L’agrile du frêne (Agrilus planipennis) (n1) est un coléoptère de la famille des buprestes. De couleur vert émeraude brillant, il mesure à peine de 8 à 15 mm de longueur. Il s’attaque à tous les types de frênes et les tue.

 

Il est possible d’observer l’adulte du début juin jusqu’à la fin août. Il se nourrit des feuilles de frênes. Après l’accouplement, la femelle pond ses œufs sur le tronc de l’arbre, dans les anfractuosités ou sous des écailles de l’écorce. La larve se développe durant l’été, se nourrissant entre l’aubier et l’écorce en creusant des galeries en forme de « S ». Ces galeries entravent la circulation des éléments nutritifs de l’arbre et par conséquent entraînent la mort de l’arbre.
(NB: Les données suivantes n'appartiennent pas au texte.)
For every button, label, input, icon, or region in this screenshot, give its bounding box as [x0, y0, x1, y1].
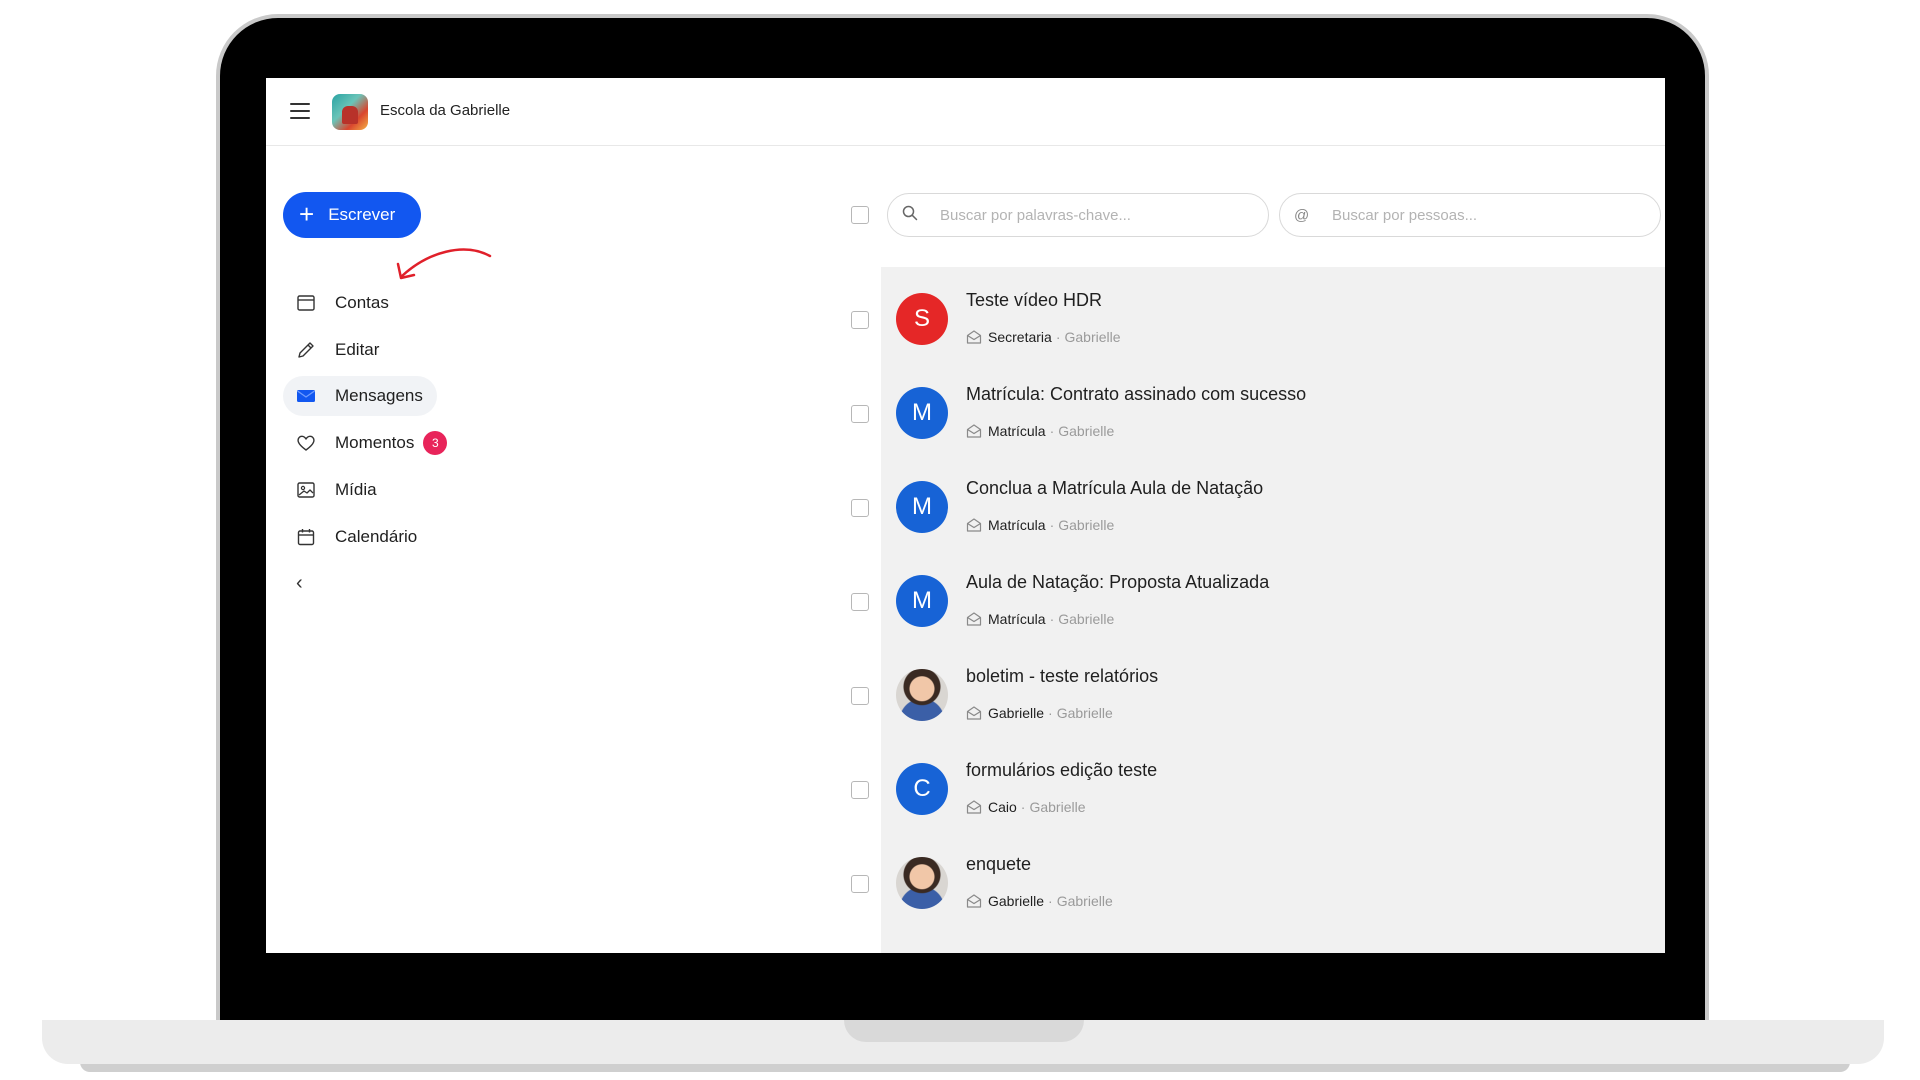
avatar: C — [896, 763, 948, 815]
message-subject: Conclua a Matrícula Aula de Natação — [966, 478, 1264, 498]
envelope-open-icon — [966, 518, 982, 532]
message-recipient: Gabrielle — [1058, 423, 1115, 439]
message-checkbox[interactable] — [851, 593, 869, 611]
message-meta: Gabrielle · Gabrielle — [966, 705, 1113, 721]
app-screen: Escola da Gabrielle + Escrever Contas Ed… — [266, 78, 1665, 953]
message-row[interactable]: M Matrícula: Contrato assinado com sucess… — [266, 367, 1665, 461]
keyword-search-input[interactable] — [938, 205, 1268, 225]
message-checkbox[interactable] — [851, 687, 869, 705]
message-meta: Secretaria · Gabrielle — [966, 329, 1121, 345]
message-meta: Caio · Gabrielle — [966, 799, 1086, 815]
separator: · — [1049, 611, 1055, 627]
avatar: M — [896, 481, 948, 533]
compose-button[interactable]: + Escrever — [283, 192, 421, 238]
message-subject: Teste vídeo HDR — [966, 290, 1103, 310]
menu-icon[interactable] — [290, 103, 310, 119]
message-sender: Matrícula — [988, 423, 1046, 439]
message-recipient: Gabrielle — [1056, 705, 1113, 721]
message-row[interactable]: M Conclua a Matrícula Aula de Natação Matr… — [266, 461, 1665, 555]
message-sender: Gabrielle — [988, 893, 1045, 909]
message-sender: Matrícula — [988, 611, 1046, 627]
message-meta: Matrícula · Gabrielle — [966, 423, 1114, 439]
avatar: S — [896, 293, 948, 345]
separator: · — [1049, 517, 1055, 533]
separator: · — [1048, 893, 1053, 909]
avatar: M — [896, 387, 948, 439]
envelope-open-icon — [966, 612, 982, 626]
laptop-notch — [844, 1020, 1084, 1042]
people-search-box: @ — [1279, 193, 1661, 237]
separator: · — [1055, 329, 1061, 345]
message-row[interactable]: enquete Gabrielle · Gabrielle — [266, 837, 1665, 931]
message-subject: Matrícula: Contrato assinado com sucesso — [966, 384, 1307, 404]
message-sender: Gabrielle — [988, 705, 1045, 721]
search-icon — [902, 205, 918, 225]
compose-label: Escrever — [328, 205, 396, 224]
avatar — [896, 669, 948, 721]
separator: · — [1048, 705, 1053, 721]
message-checkbox[interactable] — [851, 781, 869, 799]
message-recipient: Gabrielle — [1058, 611, 1115, 627]
avatar: M — [896, 575, 948, 627]
keyword-search-box — [887, 193, 1269, 237]
message-checkbox[interactable] — [851, 311, 869, 329]
message-row[interactable]: Cformulários edição teste Caio · Gabrielle — [266, 743, 1665, 837]
message-checkbox[interactable] — [851, 875, 869, 893]
message-subject: enquete — [966, 854, 1032, 874]
message-sender: Secretaria — [988, 329, 1052, 345]
message-subject: formulários edição teste — [966, 760, 1158, 780]
message-checkbox[interactable] — [851, 405, 869, 423]
people-search-input[interactable] — [1330, 205, 1660, 225]
plus-icon: + — [299, 198, 315, 229]
top-bar: Escola da Gabrielle — [266, 78, 1665, 146]
envelope-open-icon — [966, 424, 982, 438]
message-meta: Matrícula · Gabrielle — [966, 517, 1114, 533]
school-name: Escola da Gabrielle — [380, 102, 511, 119]
at-sign-icon: @ — [1294, 206, 1310, 224]
message-sender: Caio — [988, 799, 1017, 815]
envelope-open-icon — [966, 800, 982, 814]
message-meta: Gabrielle · Gabrielle — [966, 893, 1113, 909]
message-recipient: Gabrielle — [1029, 799, 1086, 815]
envelope-open-icon — [966, 706, 982, 720]
message-recipient: Gabrielle — [1064, 329, 1121, 345]
select-all-checkbox[interactable] — [851, 206, 869, 224]
message-row[interactable]: boletim - teste relatórios Gabrielle · Gabr… — [266, 649, 1665, 743]
message-checkbox[interactable] — [851, 499, 869, 517]
message-subject: Aula de Natação: Proposta Atualizada — [966, 572, 1270, 592]
school-logo — [332, 94, 368, 130]
message-recipient: Gabrielle — [1056, 893, 1113, 909]
message-recipient: Gabrielle — [1058, 517, 1115, 533]
message-meta: Matrícula · Gabrielle — [966, 611, 1114, 627]
avatar — [896, 857, 948, 909]
message-row[interactable]: M Aula de Natação: Proposta Atualizada Mat… — [266, 555, 1665, 649]
envelope-open-icon — [966, 330, 982, 344]
message-subject: boletim - teste relatórios — [966, 666, 1159, 686]
separator: · — [1049, 423, 1055, 439]
separator: · — [1020, 799, 1026, 815]
envelope-open-icon — [966, 894, 982, 908]
message-row[interactable]: S Teste vídeo HDR Secretaria · Gabrielle — [266, 273, 1665, 367]
message-sender: Matrícula — [988, 517, 1046, 533]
La larve mue et se développe. Elle se courbera et prendra la forme d’un « J ». Sous cette forme, elle passera l’hiver.

 

Les larves devenues nymphes peuvent être présentes sous l’écorce de la fin avril jusqu’au milieu du mois de juillet.

 

Sur le tronc, l’émergence de l’adulte produit un trou de sortie en forme de « D » majuscule. Les galeries sinueuses sont visibles sous l’écorce. Ces adultes retourneront s’alimenter dans le feuillage et le cycle reprend.

Historique

Originaire d’Asie, c’est en 2002 que l’agrile, espèce exotique envahissante, a été observée pour la première fois aux États-Unis et au Canada. Comme il n’a aucun prédateur naturel ici, il a tué des millions de frênes dans le sud-ouest de l’Ontario, le Michigan et certains états avoisinants. Plus près de chez nous, il a été retrouvé à Carignan en 2008.

 

Le ravageur aurait été introduit accidentellement en Amérique du Nord via le transport de marchandises dans ou sur du matériel d’emballage en bois infesté (palettes, caisses). Sa présence constitue une menace pour l’économie et l’environnement dans les régions urbaines et forestières du Canada et des États-Unis où les frênes sont indigènes.

 

Pour plus de renseignements, consultez le site Web de l’Agence canadienne d’inspection des aliments (ACIA).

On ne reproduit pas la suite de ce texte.